According to the National Institute of Health, Nigeria has the second highest maternal death rate in the world behind India.

“One in 22 women in Nigeria die during childbirth, and one in 12 babies die before their 28th day of life,” Elizabeth said. “The medical care there is not anything compared to the medical care we have here.”

The retired EMT and certified lactation consultant has a history of helping others, as does Martin, a paramedic, Erin, a phlebotomist, and Patrick, a paramedic-to-be. Elizabeth worked with women and children who were victims of sex trafficking during her internship.

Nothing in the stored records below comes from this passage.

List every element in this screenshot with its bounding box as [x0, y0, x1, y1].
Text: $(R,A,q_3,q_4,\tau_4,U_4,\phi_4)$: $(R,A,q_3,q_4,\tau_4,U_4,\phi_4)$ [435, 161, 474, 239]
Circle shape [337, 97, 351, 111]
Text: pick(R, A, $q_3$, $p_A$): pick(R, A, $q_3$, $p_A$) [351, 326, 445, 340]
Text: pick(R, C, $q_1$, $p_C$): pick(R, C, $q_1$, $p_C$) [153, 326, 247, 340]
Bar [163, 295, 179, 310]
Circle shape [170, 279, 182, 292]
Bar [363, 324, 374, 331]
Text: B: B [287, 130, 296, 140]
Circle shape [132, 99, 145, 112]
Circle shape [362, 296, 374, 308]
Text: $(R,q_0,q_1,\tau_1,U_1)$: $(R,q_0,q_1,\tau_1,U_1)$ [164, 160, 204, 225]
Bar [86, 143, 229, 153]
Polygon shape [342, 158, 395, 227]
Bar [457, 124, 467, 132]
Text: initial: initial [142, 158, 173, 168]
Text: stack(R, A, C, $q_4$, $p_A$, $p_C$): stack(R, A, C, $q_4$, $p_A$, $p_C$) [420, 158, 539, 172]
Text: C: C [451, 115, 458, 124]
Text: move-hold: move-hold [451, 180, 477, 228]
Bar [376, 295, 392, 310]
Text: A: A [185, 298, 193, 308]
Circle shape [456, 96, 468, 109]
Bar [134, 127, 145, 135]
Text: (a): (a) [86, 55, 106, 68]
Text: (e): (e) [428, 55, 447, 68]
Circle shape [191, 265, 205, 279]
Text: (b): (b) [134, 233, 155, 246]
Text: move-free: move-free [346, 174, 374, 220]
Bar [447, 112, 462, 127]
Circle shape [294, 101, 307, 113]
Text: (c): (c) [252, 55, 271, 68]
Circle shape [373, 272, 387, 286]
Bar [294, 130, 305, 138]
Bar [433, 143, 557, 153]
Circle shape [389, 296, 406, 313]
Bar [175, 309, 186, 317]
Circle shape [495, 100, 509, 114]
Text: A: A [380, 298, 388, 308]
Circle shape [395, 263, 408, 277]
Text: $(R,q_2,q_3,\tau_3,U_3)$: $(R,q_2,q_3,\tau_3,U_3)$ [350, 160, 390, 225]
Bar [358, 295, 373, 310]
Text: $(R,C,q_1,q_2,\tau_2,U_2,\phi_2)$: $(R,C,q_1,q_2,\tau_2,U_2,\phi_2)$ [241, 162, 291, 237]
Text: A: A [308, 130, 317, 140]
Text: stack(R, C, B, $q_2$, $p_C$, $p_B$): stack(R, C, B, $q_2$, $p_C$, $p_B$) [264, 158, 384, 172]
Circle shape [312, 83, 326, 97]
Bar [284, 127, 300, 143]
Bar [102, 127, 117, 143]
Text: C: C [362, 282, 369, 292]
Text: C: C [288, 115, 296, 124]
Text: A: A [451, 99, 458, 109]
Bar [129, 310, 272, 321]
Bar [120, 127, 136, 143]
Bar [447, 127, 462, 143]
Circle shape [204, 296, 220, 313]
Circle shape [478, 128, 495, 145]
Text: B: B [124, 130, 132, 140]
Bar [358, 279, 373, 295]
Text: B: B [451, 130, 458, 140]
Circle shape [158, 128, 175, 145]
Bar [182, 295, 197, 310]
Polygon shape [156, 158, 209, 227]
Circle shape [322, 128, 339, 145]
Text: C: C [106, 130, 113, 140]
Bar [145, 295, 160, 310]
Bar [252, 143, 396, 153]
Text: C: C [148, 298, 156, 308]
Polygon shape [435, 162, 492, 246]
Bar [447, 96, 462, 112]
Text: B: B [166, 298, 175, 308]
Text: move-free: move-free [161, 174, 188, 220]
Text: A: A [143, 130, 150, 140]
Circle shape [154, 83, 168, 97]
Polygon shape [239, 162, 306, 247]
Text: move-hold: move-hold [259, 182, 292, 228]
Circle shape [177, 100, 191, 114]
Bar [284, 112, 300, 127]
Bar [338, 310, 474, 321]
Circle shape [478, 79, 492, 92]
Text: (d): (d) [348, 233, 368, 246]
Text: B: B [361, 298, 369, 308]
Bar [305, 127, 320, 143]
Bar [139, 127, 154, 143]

“Just working with women coming out of sex trafficking it’s a lot of trauma, a lot of hurt, a lot of pain,” she said.

The difficult line of work was also a familiar one for Elizabeth.

“I had a really close friend in high school and she unfortunately got caught in sex trafficking,” Elizabeth said. “That was really heartbreaking for me because she was my best friend at the time. And I pray for her all the time. I don’t actually know where she is to this day, I haven’t heard from her since.”

“When I realized just how easy it is for that to happen, I think is when I really felt like, ‘okay, I want to do something about this and make sure this doesn’t happen to anyone else.”

Elizabeth said that she is also just as passionate about the importance of breastmilk, being a mother of an underweight but now healthy baby. She hopes that she and Felicity can demonstrate the importance of breastfeeding on the trip.

“That can be a great example to the women that I’m serving to bring our story and our testimony of our kids of, ‘this is how it works for us, and this is what we’re doing and you can too,’” she said.

Hand pumps, haakaas, bottles, nursing bras, milk storage bags baby onesies, and sleepers are the supplies that are most needed to be donated. Monetary donations can also be made to the family’s GoFundMe.